The changes, which take effect immediately and apply retrospectively, "have been developed in order to further adapt to the reality of the current environment and support the Games participants", the IOC said in a statement.
The slight relaxing of rules for Games participants comes despite China's scramble to contain local flare-ups of COVID-19, including in Beijing, with four more Chinese provinces finding infections linked to the Beijing cluster amid the Lunar New Year travel season.
Organizers also began reporting data on positive COVID-19 tests among Games-related personnel, with 177 confirmed cases found among 3,115 international arrivals from Jan. 4 to Jan. 23, just one of which was among an athlete or support staffer, according to Beijing 2022 data released Sunday and Monday.
China's strict COVID-19 protocols have led some team officials to express fear of athletes, including those who have recovered from coronavirus, being blocked from participating.
The changes mean that now only participants whose PCR results show a Cycle Threshold (CT) of less than 35 will be considered positive. Previously, the more sensitive CT of 40 was the threshold for designating those positive, the Games' medical chief, Brian McCloskey, said on Sunday.

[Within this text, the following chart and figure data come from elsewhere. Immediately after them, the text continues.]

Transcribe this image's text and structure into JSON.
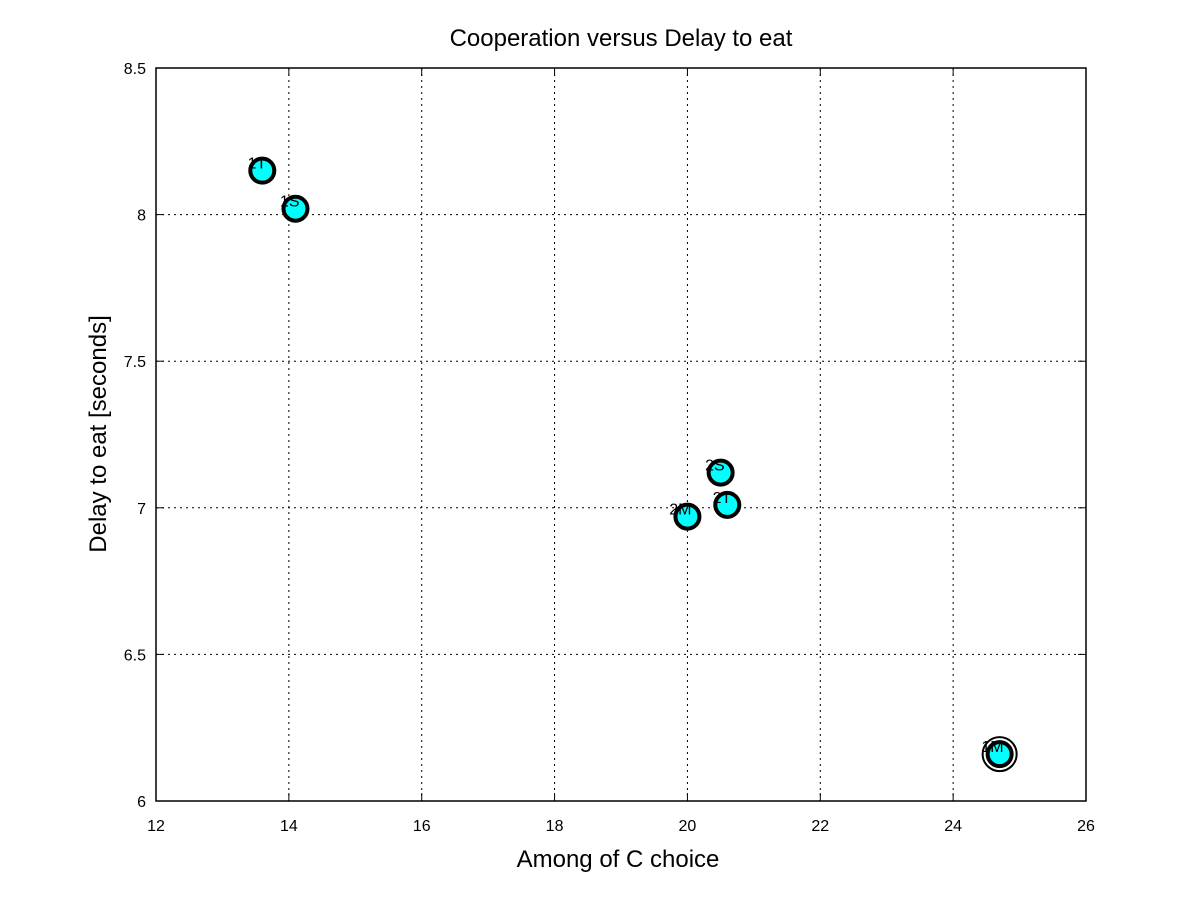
{
  "chart_data": {
    "type": "scatter",
    "title": "Cooperation versus Delay to eat",
    "xlabel": "Among of C choice",
    "ylabel": "Delay to eat [seconds]",
    "xlim": [
      12,
      26
    ],
    "ylim": [
      6,
      8.5
    ],
    "xticks": [
      12,
      14,
      16,
      18,
      20,
      22,
      24,
      26
    ],
    "yticks": [
      6,
      6.5,
      7,
      7.5,
      8,
      8.5
    ],
    "xtick_labels": [
      "12",
      "14",
      "16",
      "18",
      "20",
      "22",
      "24",
      "26"
    ],
    "ytick_labels": [
      "6",
      "6.5",
      "7",
      "7.5",
      "8",
      "8.5"
    ],
    "grid": true,
    "marker_color": "#00ffff",
    "marker_edge_color": "#000000",
    "points": [
      {
        "label": "1T",
        "x": 13.6,
        "y": 8.15
      },
      {
        "label": "1S",
        "x": 14.1,
        "y": 8.02
      },
      {
        "label": "2S",
        "x": 20.5,
        "y": 7.12
      },
      {
        "label": "2T",
        "x": 20.6,
        "y": 7.01
      },
      {
        "label": "2M",
        "x": 20.0,
        "y": 6.97
      },
      {
        "label": "1M",
        "x": 24.7,
        "y": 6.16,
        "emphasized": true
      }
    ]
  }
}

The Games are set to take place from Feb. 4 to Feb. 20 inside a "closed loop" bubble separating all personnel from the public amid what is effectively a zero-tolerance COVID-19 policy in China that has led it to all but shut its border to international arrivals.
Final preparations are taking place amid the global surge in the highly infectious Omicron coronavirus variant. Organizers said last week that tickets would not be sold to the public.
Smog warning
Meanwhile, the Chinese capital's notorious smog, which has drastically improved in recent years, emerged as a potential Games irritant on Monday when China's Ministry of Ecology and Environment warned that winter weather was "very unfavorable" for efforts to keep the air clean.
Beijing has been enveloped for days in thick smog, with concentrations of hazardous airborne particles known as PM2.5 at 205 micrograms per cubic meter on Monday morning. The World Health Organization recommends levels of no more than 5.
Since China won the bid for the Winter Olympics in 2015, authorities have raised vehicle fuel standards, shut polluting firms and cut coal consumption in a bid to make the Games "green."
Authorities will take action against polluters in Beijing and neighboring Hebei province if there are warnings of heavy pollution during the Olympics to ensure that they will be held in a "good environment", environment ministry spokesman Liu Youbin said on Monday.
In addition to COVID-19 and pollution, preparations for the Games have been clouded by a diplomatic boycott by countries including the United States over China's human rights record. China says that betrays Olympic principles and denies rights abuses.